The Dark Valley (a panorama of the 1930s) by Piers Brendon (Knopf, 2000)
Maybe all history just describes the efforts of the acquisitive and the powerful to hold on to what sustains them, and the struggles of the people against the Four Horsemen of the Apocalypse. But we like to see parallels between ages. In A Distant Mirror Barbara Tuchmann saw the paradoxes of the twentieth century reflected in the stresses of the fourteenth. I see much in common between the 1930s and the present decade – not so far back that I cannot recognize some of the key participants, but remote enough for balanced analysis on them to be performed. The 1930s displayed many of the themes that consume us today: poorly understood ideologies threatening the democracies, themselves inherently not tough enough to act firmly; the memory of recent war encouraging widespread pacific responses to aggression; a feeble and largely irrelevant international organization standing by; the excesses and unpredictability of capitalism provoking renewed calls for more state interference, or even Socialism, in many countries.
Piers Brendon, Keeper of the Churchill archives, and Fellow of Churchill College, Cambridge, characterizes the Thirties as The Dark Valley – a term recurring in Japanese lore, in a message from Churchill to Stalin, and in a poem by Akhmatova. But this is not your father’s history book, filled with deep economic statistics, comparisons of pig-iron production, or accounts of machinations in smoke-filled rooms. It is vibrant, colorful, dominated by larger-than-life characters whose presence is enriched by the unrefined dramas of their public and private lives. It is a panorama stretching from the US to Japan, describing the sights, sounds and smells of history as richly as the political decisions that shaped (or mis-shaped) the lives of billions of citizens. It uses an exhaustive background of research, and is as gripping in describing Mussolini’s rape of Ethiopia, or the realities of Stalin’s purges, as it is in recounting the dictatorial measures of Roosevelt’s New Deal.
In his Introduction, Brendon writes that his clear purpose was “to shed new light on a dark, dishonest decade” (a phrase he fails to attribute to Auden). No major new theories emerge, but the author freshly integrates the patterns of everyday life with the posturings of those who claimed to lead their people. His coverage of the seven major countries is balanced and insightful, and while many of us may be familiar with the goings-on in Europe and the U.S.A during this time, Brendon very skillfully links in an equally detailed exposition of Japan’s concurrent turmoil.
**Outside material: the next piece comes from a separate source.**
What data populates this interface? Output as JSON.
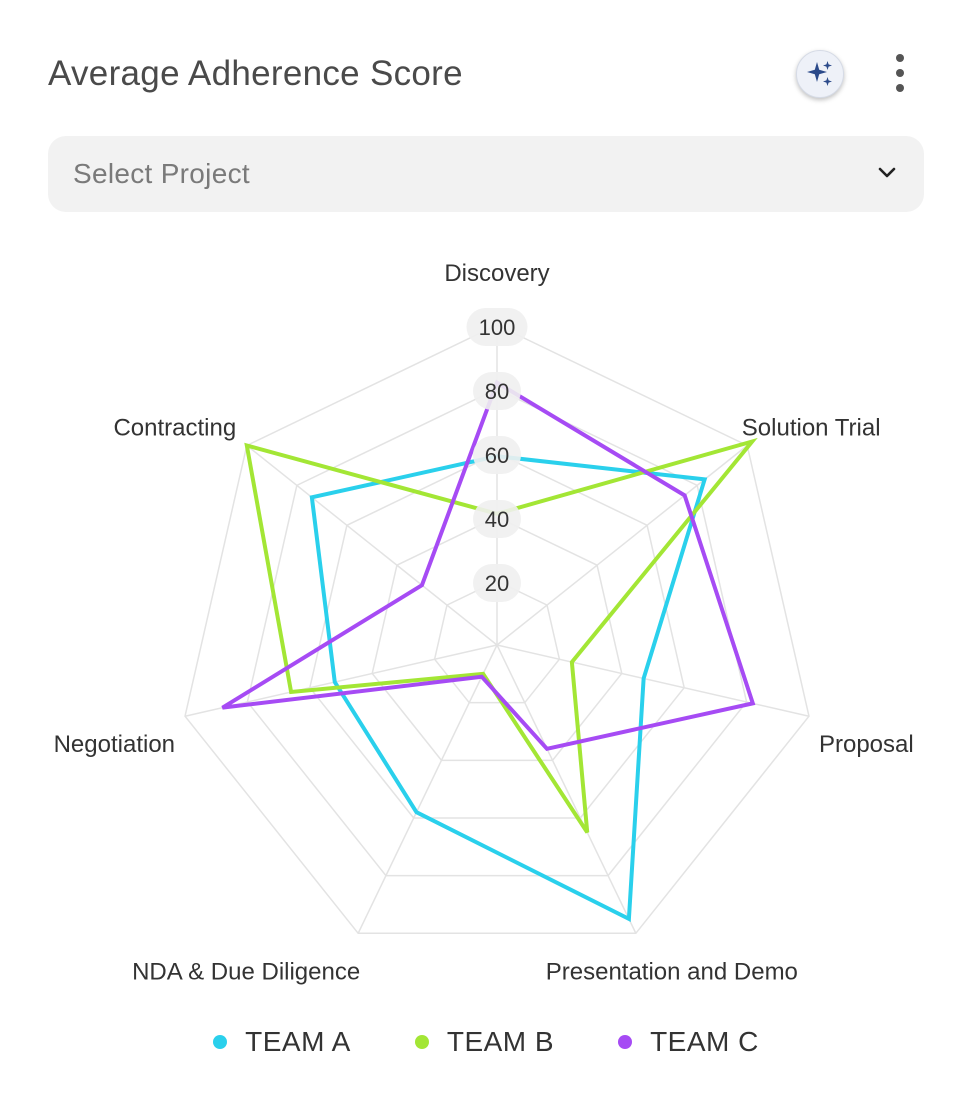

His characterization of some of the fanaticism rampant there makes it appear eerily similar to the extravagancies of today’s Islamic zealots.
You have to get past this rather pretentious Introduction, where Brendon effectively offers a self-congratulatory critique of his opus. He is surely wrong in simplifying the realities of the Dark Valley as being common across all seven countries. He says that his book suggests questions (such as “Should democracies appease or oppose alien dictatorships?”) that still demand answers, but his narrative offers no new insights into such politico-philosophical issues, and his work might have been an inferior one if it had tried to. His claim that “the book is therefore a case study of the global perils lurking at the heart of a major recession” seems to me a mis-representation of his research and a distortion of the evidence. His text is not deep on economic analysis, and I think he overstates the degree to which The Dark Valley “surveys the strategies of delusion and self-delusion, the techniques of obfuscation, euphemism and selective amnesia”, as he offers no novel perspective on the topic of propaganda. And he occasionally gets carried away in his florid style, adding colorful but irrelevant details.
Beyond the author’s claims the volume still offers huge enjoyment through its rollicking exuberance, its synthesis of disparate threads, its witty asides, and the utter sensuousness of the narrative. There must be something in this book for everybody: it would have brought joy to Cecil B. de Mille, and, despite its hefty three pounds, I would recommend it as ideal beach-reading this summer for the history-buff.